Le moment le plus saisissant reste la reconstruction de l'atelier Gaget, Gauthier & Cie, conçue par GEDEON Experiences et leur partenaire Aristeas à partir d'un minutieux travail de recherche historique. Cette « cathédrale industrielle », disparue depuis longtemps, renaît sous nos yeux avec ses près de six cents ouvriers, artisans et compagnons à l'œuvre, et l'on y pénètre comme on ne pourra jamais le faire dans un musée traditionnel. On y perçoit — c'est le mot — le bourdonnement d'un chantier qui a duré des années, on y ressent la sueur des hommes qui ont donné corps au rêve d'un seul. C'est pourquoi cette appropriation d'un espace évanoui est, à nos yeux, la vraie réussite du dispositif: elle rend tangible ce que les planches didactiques ne parviennent jamais à transmettre.

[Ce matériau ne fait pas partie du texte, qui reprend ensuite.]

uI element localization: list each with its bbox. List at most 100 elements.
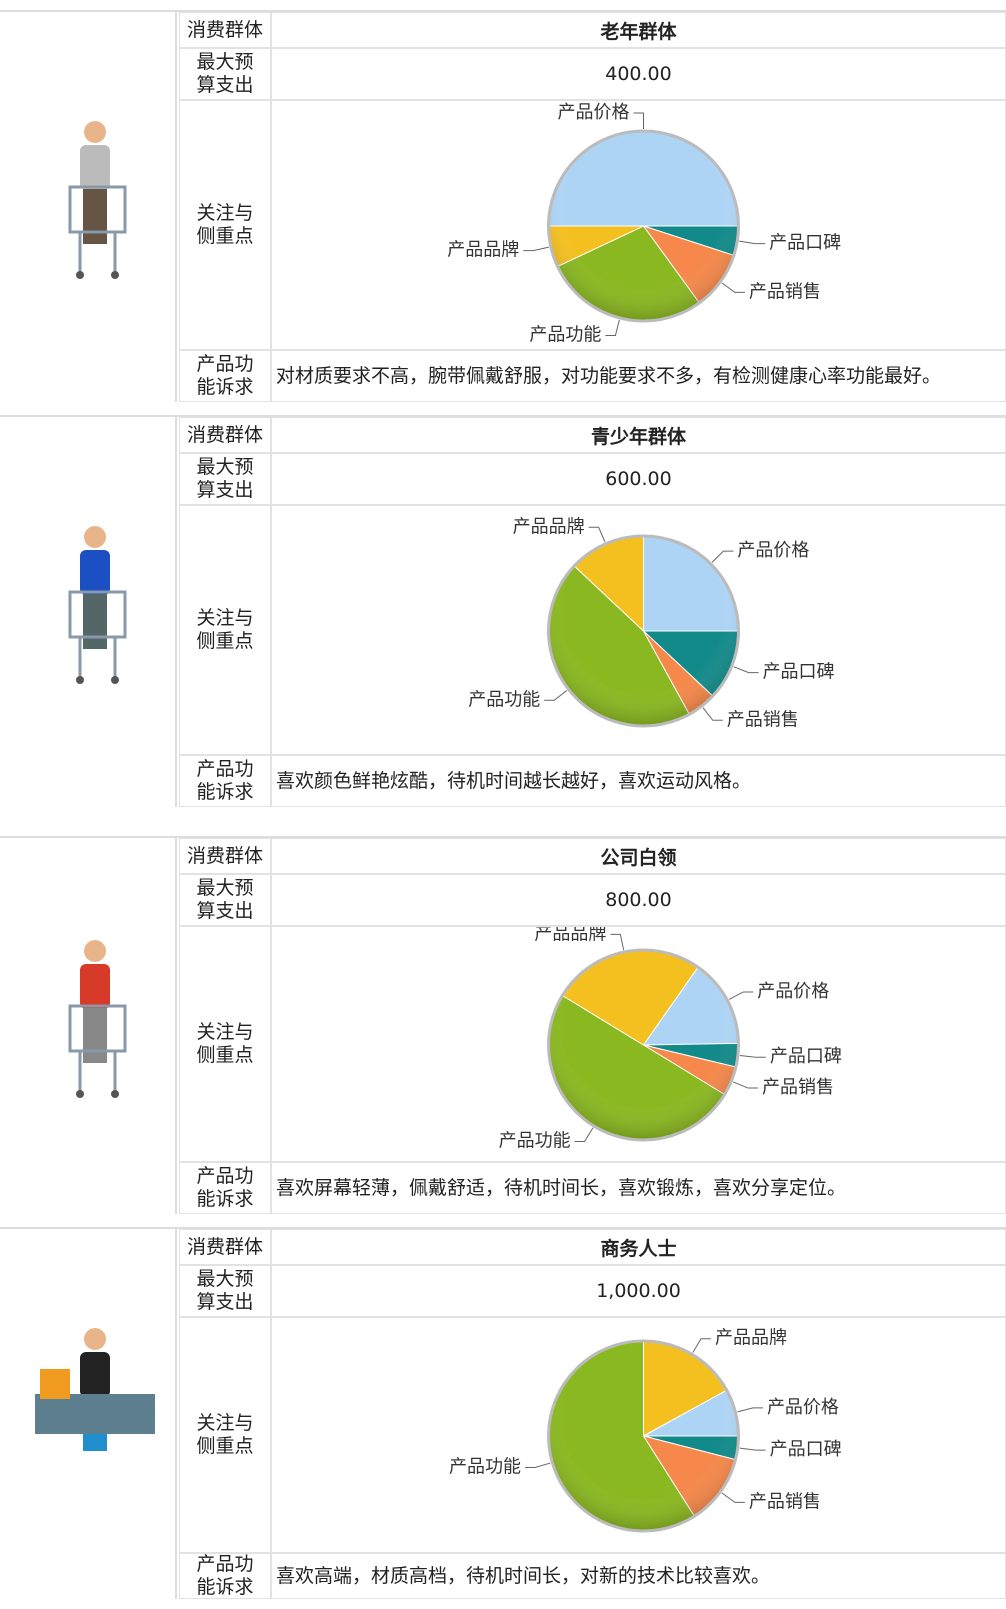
wheel xyxy=(76,271,84,279)
row-label-cell: 消费群体 xyxy=(179,1229,271,1265)
row-label-cell: 消费群体 xyxy=(179,417,271,453)
group-name: 老年群体 xyxy=(600,17,676,44)
appeal-text: 喜欢高端，材质高档，待机时间长，对新的技术比较喜欢。 xyxy=(276,1564,770,1588)
bag xyxy=(40,1369,70,1399)
slice-label: 产品口碑 xyxy=(763,662,835,683)
group-name: 公司白领 xyxy=(600,843,676,870)
budget-value: 1,000.00 xyxy=(596,1280,681,1302)
budget-value: 600.00 xyxy=(605,468,671,490)
image-column xyxy=(0,12,177,402)
row-label-cell: 最大预算支出 xyxy=(179,874,271,926)
leader-line xyxy=(693,1339,711,1353)
row-value-cell: 老年群体 xyxy=(271,12,1006,48)
budget-value: 400.00 xyxy=(605,63,671,85)
slice-label: 产品品牌 xyxy=(534,927,606,944)
head xyxy=(84,940,106,962)
slice-label: 产品口碑 xyxy=(770,1046,842,1067)
wheel xyxy=(76,676,84,684)
leader-line xyxy=(605,320,619,335)
body xyxy=(80,145,110,190)
leader-line xyxy=(525,1463,550,1467)
row-label-cell: 最大预算支出 xyxy=(179,1265,271,1317)
leader-line xyxy=(734,667,759,673)
row-label: 消费群体 xyxy=(187,1236,263,1259)
appeal-text: 喜欢颜色鲜艳炫酷，待机时间越长越好，喜欢运动风格。 xyxy=(276,769,751,793)
slice-label: 产品价格 xyxy=(767,1397,839,1418)
body xyxy=(80,1352,110,1397)
legs xyxy=(83,1008,107,1063)
row-value-cell: 产品价格产品口碑产品销售产品功能产品品牌 xyxy=(271,505,1006,755)
pie-shade xyxy=(549,131,739,321)
leader-line xyxy=(722,1493,745,1502)
row-label-cell: 产品功能诉求 xyxy=(179,1553,271,1599)
row-label-cell: 产品功能诉求 xyxy=(179,350,271,402)
row-label-cell: 最大预算支出 xyxy=(179,453,271,505)
row-value-cell: 公司白领 xyxy=(271,838,1006,874)
budget-value: 800.00 xyxy=(605,889,671,911)
slice-label: 产品价格 xyxy=(737,540,809,561)
row-value-cell: 喜欢屏幕轻薄，佩戴舒适，待机时间长，喜欢锻炼，喜欢分享定位。 xyxy=(271,1162,1006,1214)
legs xyxy=(83,189,107,244)
leader-line xyxy=(740,1448,766,1450)
leader-line xyxy=(739,241,765,244)
row-value-cell: 产品品牌产品价格产品口碑产品销售产品功能 xyxy=(271,1317,1006,1553)
row-label: 关注与侧重点 xyxy=(194,202,256,248)
pie-chart: 产品价格产品口碑产品销售产品功能产品品牌 xyxy=(272,927,1005,1161)
row-label: 最大预算支出 xyxy=(194,51,256,97)
slice-label: 产品品牌 xyxy=(447,240,519,261)
row-label-cell: 关注与侧重点 xyxy=(179,505,271,755)
row-value-cell: 产品价格产品口碑产品销售产品功能产品品牌 xyxy=(271,926,1006,1162)
slice-label: 产品价格 xyxy=(757,981,829,1002)
shopper-illustration xyxy=(0,417,175,807)
row-label-cell: 产品功能诉求 xyxy=(179,755,271,807)
row-value-cell: 对材质要求不高，腕带佩戴舒服，对功能要求不多，有检测健康心率功能最好。 xyxy=(271,350,1006,402)
shopper-illustration xyxy=(0,1229,175,1599)
wheel xyxy=(111,1090,119,1098)
panel: 消费群体商务人士最大预算支出 1,000.00 关注与侧重点 产品品牌产品价格产品口碑… xyxy=(0,1227,1006,1599)
leader-line xyxy=(703,708,723,721)
row-value-cell: 400.00 xyxy=(271,48,1006,100)
row-value-cell: 商务人士 xyxy=(271,1229,1006,1265)
row-label: 关注与侧重点 xyxy=(194,607,256,653)
slice-label: 产品销售 xyxy=(762,1077,834,1098)
row-label: 产品功能诉求 xyxy=(194,1553,256,1599)
row-label: 最大预算支出 xyxy=(194,1268,256,1314)
bench xyxy=(35,1394,155,1434)
row-label-cell: 关注与侧重点 xyxy=(179,926,271,1162)
slice-label: 产品品牌 xyxy=(715,1328,787,1349)
image-column xyxy=(0,417,177,807)
leader-line xyxy=(722,283,745,292)
row-label: 产品功能诉求 xyxy=(194,1165,256,1211)
leader-line xyxy=(729,992,753,1000)
leader-line xyxy=(575,1128,593,1142)
page: 消费群体老年群体最大预算支出400.00关注与侧重点产品价格产品口碑产品销售产品… xyxy=(0,0,1006,1609)
leader-line xyxy=(610,934,623,950)
leader-line xyxy=(712,551,733,562)
row-label: 关注与侧重点 xyxy=(194,1412,256,1458)
row-label: 消费群体 xyxy=(187,424,263,447)
row-label: 最大预算支出 xyxy=(194,877,256,923)
slice-label: 产品口碑 xyxy=(770,1439,842,1460)
slice-label: 产品销售 xyxy=(749,281,821,302)
row-value-cell: 600.00 xyxy=(271,453,1006,505)
slice-label: 产品口碑 xyxy=(769,233,841,254)
row-label: 关注与侧重点 xyxy=(194,1021,256,1067)
pie-shade xyxy=(549,536,739,726)
row-value-cell: 产品价格产品口碑产品销售产品功能产品品牌 xyxy=(271,100,1006,350)
leader-line xyxy=(544,690,567,700)
row-label-cell: 消费群体 xyxy=(179,838,271,874)
leader-line xyxy=(634,113,644,129)
slice-label: 产品销售 xyxy=(749,1491,821,1512)
row-label-cell: 产品功能诉求 xyxy=(179,1162,271,1214)
pie-shade xyxy=(549,950,739,1140)
slice-label: 产品销售 xyxy=(727,709,799,730)
appeal-text: 喜欢屏幕轻薄，佩戴舒适，待机时间长，喜欢锻炼，喜欢分享定位。 xyxy=(276,1176,846,1200)
row-value-cell: 800.00 xyxy=(271,874,1006,926)
row-label: 产品功能诉求 xyxy=(194,353,256,399)
body xyxy=(80,964,110,1009)
leader-line xyxy=(733,1082,758,1088)
row-label: 消费群体 xyxy=(187,19,263,42)
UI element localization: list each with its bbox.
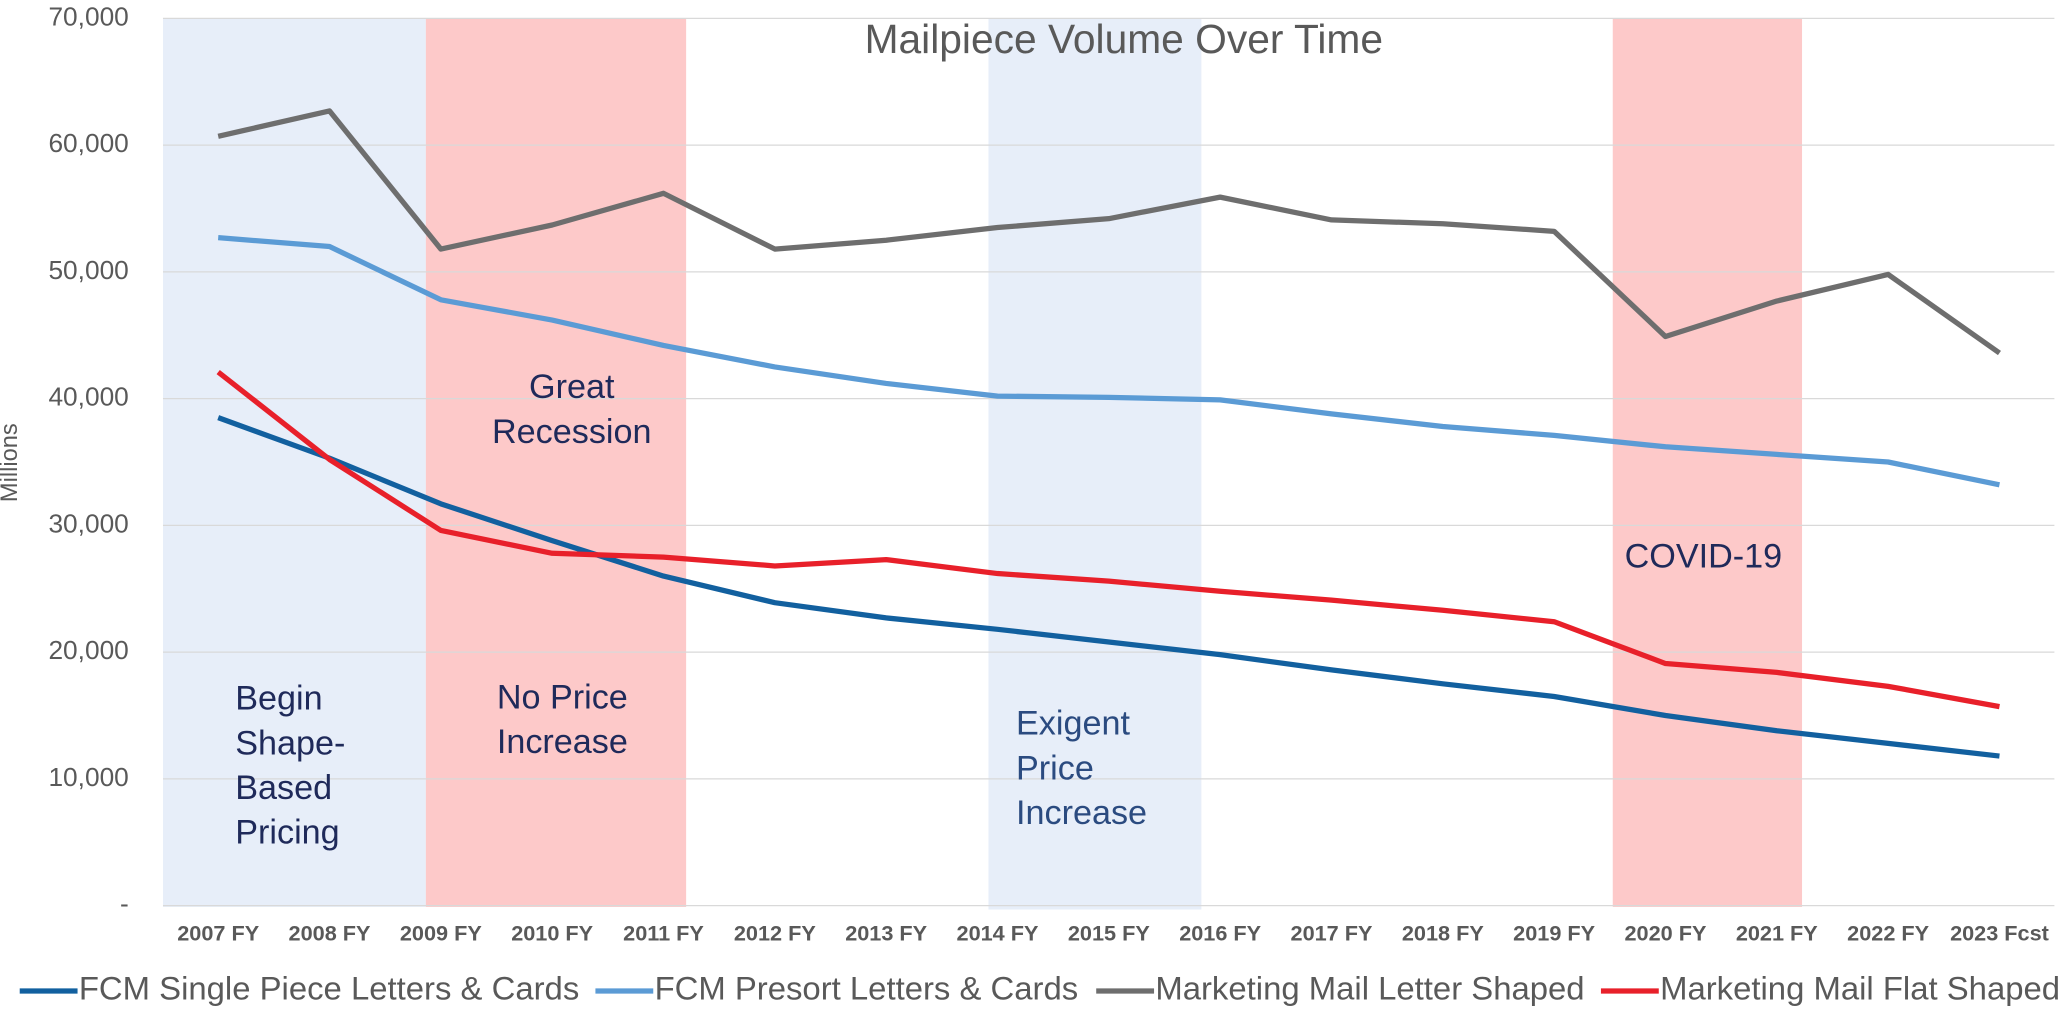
y-tick-label: 40,000 <box>48 382 128 412</box>
x-tick-label: 2011 FY <box>623 920 704 945</box>
x-tick-label: 2014 FY <box>957 920 1039 945</box>
legend-label: FCM Single Piece Letters & Cards <box>79 970 579 1007</box>
shade-region <box>1612 18 1803 907</box>
chart-title: Mailpiece Volume Over Time <box>865 16 1383 62</box>
x-tick-label: 2012 FY <box>734 920 816 945</box>
x-tick-label: 2016 FY <box>1179 920 1261 945</box>
x-tick-label: 2015 FY <box>1068 920 1150 945</box>
annotation: Recession <box>492 413 651 451</box>
annotation: Price <box>1016 749 1094 787</box>
annotation: Exigent <box>1016 705 1130 743</box>
annotation: COVID-19 <box>1625 538 1783 576</box>
x-tick-label: 2017 FY <box>1291 920 1373 945</box>
annotation: Pricing <box>235 814 339 852</box>
legend-label: Marketing Mail Flat Shaped <box>1660 970 2060 1007</box>
x-tick-label: 2022 FY <box>1847 920 1929 945</box>
y-tick-label: 20,000 <box>48 635 128 665</box>
annotation: Increase <box>497 723 628 761</box>
legend-label: FCM Presort Letters & Cards <box>655 970 1079 1007</box>
series-line <box>217 108 2001 356</box>
x-tick-label: 2018 FY <box>1402 920 1484 945</box>
annotation: Increase <box>1016 794 1147 832</box>
annotation: Great <box>529 368 615 406</box>
x-tick-label: 2023 Fcst <box>1950 920 2049 945</box>
x-tick-label: 2009 FY <box>400 920 482 945</box>
x-tick-label: 2010 FY <box>511 920 593 945</box>
series-line <box>217 415 2000 759</box>
x-tick-label: 2019 FY <box>1513 920 1595 945</box>
x-tick-label: 2021 FY <box>1736 920 1818 945</box>
series-line <box>217 235 2000 488</box>
annotation: Begin <box>235 680 322 718</box>
y-tick-label: 30,000 <box>48 508 128 538</box>
y-tick-label: 60,000 <box>48 128 128 158</box>
y-axis-label: Millions <box>0 423 23 502</box>
series-line <box>216 369 2000 710</box>
shade-region <box>988 18 1202 910</box>
annotation: No Price <box>497 678 628 716</box>
x-tick-label: 2013 FY <box>845 920 927 945</box>
x-tick-label: 2020 FY <box>1625 920 1707 945</box>
y-tick-label: 50,000 <box>48 255 128 285</box>
y-tick-label: 70,000 <box>48 1 128 31</box>
shade-region <box>162 18 426 907</box>
annotation: Based <box>235 769 332 807</box>
annotation: Shape- <box>235 724 345 762</box>
y-tick-label: 10,000 <box>48 762 128 792</box>
x-tick-label: 2007 FY <box>177 920 259 945</box>
legend-label: Marketing Mail Letter Shaped <box>1155 970 1584 1007</box>
y-tick-label: - <box>120 889 129 919</box>
shade-region <box>425 18 687 907</box>
x-tick-label: 2008 FY <box>289 920 371 945</box>
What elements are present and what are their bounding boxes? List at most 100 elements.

Ce que nous en retenons pour nos scènes numériques

Pour les médiateurs et les artistes numériques que nous accompagnons, l'intérêt dépasse le seul monument new-yorkais. L'expérience montre comment une narration spatiale peut faire dialoguer archives, reconstruction 3D et écriture documentaire sans tomber dans le cours d'histoire illustré — elle garde sans cesse le visiteur acteur de sa propre découverte. Les commissaires de l'exposition, souligne le communiqué, ont veillé à la fidélité scientifique du projet aux côtés des studios de création, un détail méthodologique que nous aurions tort de sous-estimer quand on monte nous-mêmes des dispositifs immersifs. Jusqu'au 31 janvier 2027, c'est aussi un terrain d'observation privilégié: qui sort du casque transformé, qui ressort simplement distrait, et en quoi la médiation préalable modifie-t-elle cette réception? La réponse, à long terme, concerne tous ceux qui croient encore aux vertus de l'appropriation par l'image — et c'est pourquoi cette expérience mérite, à nos yeux, d'être suivie de près.